Soundbites like "Stop charging for mass transit" unfairly ignore the complexity of the issue at hand.

In Sydney, IPART (Independant Pricing and Regulatory Tribunal) recently reported that revenue from Sydney's public transport captures about 30% of the cost associated with running it.

The determined that it doesn't make sense to make PT free (fully subsidised by tax) because public transport is doesn't provide significantly enough value for all tax payers. http://www.ipart.nsw.gov.au/Home/Industries/Transport/Review...


All transportation is subsidized. Except maybe my morning trot from my bed to the bathroom.

The argument for eliminating fares is that the revenue more or less covers the cost of administration.

Also, for future, distinguish between capital and operating expenses.


The argument against eliminating fares (at least in Sydney) is that the added costs would vastly outweigh any benefits of a small number of people getting free transport.

That's also ignoring the different ways people would use public transport (and non-public transport) if it were free.


The more people using public transit the less congested the roads become which is a huge benifit.


That does not necessarily follow. If you offer free mass transit, the people who take advantage of it may not be the same people who would otherwise be clogging up the roads in their personal cars.


It does not need to be a 1:1 relationship for my statement to be true. If every 10 rides reduces 1 car trip it's still reducing congestion. The important thing to remember about congestion is at maximum capacity new trips simply increase wait times so a 30 min trip can add more than 30 minutes of wait time spread among all drivers. And removing a 30 minute trip can save people more than 30 minutes of wait time.

Granted as delays reduce people my decide to simply take more trips, but a combination of a car congestion tax, free public transit, and walk-able / bike-able city's are far more efficient say trying to stack highways.


I understand this, but it wouldn't be that simple.

The more people using PT, the greater the operating and capital expenses are


Just like it doesn't make sense to build expensive, high maintenance highways, largely at public expense to subsidize driving. But that's exactly what's been happening in large parts of the world (led by the US example) for the past 50 years or so..


> stop charging for mass transit

That's impossible. We could stop charging per use and just charge through general income taxation or maybe special taxation like car registrations or maybe sales tax. All those methods might work, but there's no way to "stop charging".


That doesn't make better cities, it just makes certain areas less safe. I see no reason for my taxes to be used to send bums and thugs around all over town.
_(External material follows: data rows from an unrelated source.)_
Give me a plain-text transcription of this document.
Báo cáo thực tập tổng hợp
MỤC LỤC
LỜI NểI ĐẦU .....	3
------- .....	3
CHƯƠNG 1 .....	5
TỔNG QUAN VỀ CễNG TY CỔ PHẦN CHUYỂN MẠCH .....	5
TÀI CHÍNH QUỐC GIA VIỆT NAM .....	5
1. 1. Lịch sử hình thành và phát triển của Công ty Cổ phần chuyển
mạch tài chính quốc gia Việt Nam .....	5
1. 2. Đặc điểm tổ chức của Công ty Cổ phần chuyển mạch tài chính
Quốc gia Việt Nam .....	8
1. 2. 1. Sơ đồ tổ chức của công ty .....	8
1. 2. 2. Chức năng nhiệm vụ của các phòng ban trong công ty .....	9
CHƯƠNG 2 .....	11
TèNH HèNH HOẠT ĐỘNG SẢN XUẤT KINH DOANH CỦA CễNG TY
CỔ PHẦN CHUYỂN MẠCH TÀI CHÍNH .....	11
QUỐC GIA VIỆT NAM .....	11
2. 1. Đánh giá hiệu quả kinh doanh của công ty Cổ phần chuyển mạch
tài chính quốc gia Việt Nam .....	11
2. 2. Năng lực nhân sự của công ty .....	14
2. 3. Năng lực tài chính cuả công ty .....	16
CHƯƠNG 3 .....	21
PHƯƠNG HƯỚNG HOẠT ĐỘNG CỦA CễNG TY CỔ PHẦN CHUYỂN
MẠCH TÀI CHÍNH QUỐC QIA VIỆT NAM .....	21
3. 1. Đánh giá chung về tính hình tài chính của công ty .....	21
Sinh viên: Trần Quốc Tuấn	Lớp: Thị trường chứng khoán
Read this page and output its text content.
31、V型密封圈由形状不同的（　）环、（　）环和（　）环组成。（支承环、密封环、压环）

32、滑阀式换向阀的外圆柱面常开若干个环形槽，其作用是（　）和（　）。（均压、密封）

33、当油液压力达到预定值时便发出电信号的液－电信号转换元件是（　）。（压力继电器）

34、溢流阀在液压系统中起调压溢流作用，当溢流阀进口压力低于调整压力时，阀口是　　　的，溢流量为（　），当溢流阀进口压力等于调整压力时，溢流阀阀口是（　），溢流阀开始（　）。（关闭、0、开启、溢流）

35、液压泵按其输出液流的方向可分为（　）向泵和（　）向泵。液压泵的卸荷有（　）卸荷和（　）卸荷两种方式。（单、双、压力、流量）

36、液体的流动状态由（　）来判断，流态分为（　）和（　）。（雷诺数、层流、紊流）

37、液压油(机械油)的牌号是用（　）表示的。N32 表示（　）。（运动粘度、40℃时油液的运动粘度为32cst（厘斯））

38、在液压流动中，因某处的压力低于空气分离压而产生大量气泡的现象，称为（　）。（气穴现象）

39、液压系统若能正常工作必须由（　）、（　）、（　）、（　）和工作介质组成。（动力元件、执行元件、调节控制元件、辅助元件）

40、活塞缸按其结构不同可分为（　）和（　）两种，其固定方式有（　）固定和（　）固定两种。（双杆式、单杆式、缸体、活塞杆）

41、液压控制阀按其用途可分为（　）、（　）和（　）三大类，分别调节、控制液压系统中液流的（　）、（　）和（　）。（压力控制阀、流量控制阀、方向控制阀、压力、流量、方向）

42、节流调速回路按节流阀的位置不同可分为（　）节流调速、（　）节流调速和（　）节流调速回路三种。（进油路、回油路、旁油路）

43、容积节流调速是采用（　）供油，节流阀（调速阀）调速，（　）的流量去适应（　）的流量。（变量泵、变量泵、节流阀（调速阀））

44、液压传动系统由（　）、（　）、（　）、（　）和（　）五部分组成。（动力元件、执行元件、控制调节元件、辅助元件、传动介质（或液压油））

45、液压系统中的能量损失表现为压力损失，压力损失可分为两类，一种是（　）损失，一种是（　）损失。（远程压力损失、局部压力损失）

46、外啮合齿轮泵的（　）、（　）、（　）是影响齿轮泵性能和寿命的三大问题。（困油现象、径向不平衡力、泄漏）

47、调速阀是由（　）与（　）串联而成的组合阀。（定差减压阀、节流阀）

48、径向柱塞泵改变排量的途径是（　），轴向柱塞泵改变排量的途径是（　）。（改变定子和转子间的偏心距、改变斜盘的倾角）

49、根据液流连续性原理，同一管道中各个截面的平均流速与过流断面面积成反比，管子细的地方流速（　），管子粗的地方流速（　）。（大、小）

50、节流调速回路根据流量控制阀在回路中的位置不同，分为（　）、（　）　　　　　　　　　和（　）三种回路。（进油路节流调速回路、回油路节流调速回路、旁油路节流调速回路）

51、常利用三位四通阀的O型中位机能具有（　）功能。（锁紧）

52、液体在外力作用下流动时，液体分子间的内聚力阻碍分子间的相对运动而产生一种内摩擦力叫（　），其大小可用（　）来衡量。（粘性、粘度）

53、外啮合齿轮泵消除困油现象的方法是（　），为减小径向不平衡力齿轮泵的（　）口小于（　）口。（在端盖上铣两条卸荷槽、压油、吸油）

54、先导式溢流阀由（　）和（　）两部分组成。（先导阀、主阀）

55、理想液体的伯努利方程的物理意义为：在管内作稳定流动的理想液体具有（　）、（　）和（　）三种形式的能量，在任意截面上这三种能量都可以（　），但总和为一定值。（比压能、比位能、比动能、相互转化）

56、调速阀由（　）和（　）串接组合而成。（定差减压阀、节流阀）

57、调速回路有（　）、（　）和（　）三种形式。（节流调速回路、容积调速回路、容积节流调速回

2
Does that make me a bad person?


Yes CamperBob2 you seem like a bad person.


Then I guess I'll own it, and vote accordingly.


You do realize that the highways that you, along with all those same "thugs and bums", are driving on are also largely tax subsidized.


Yep. That's (literally) life in the big city. You are part of others' lives, whether you like it or not. Often that implies subsidizing their activities.

That does not, of course, mean you're not entitled to your opinions about the relative economic and social values of the things you're required to subsidize.

Threads like this always end up full of people who are absolutely convinced that there is only one truth, one valid perspective, one "right" thing to do. The irony inherent in that point of view goes completely unnoticed.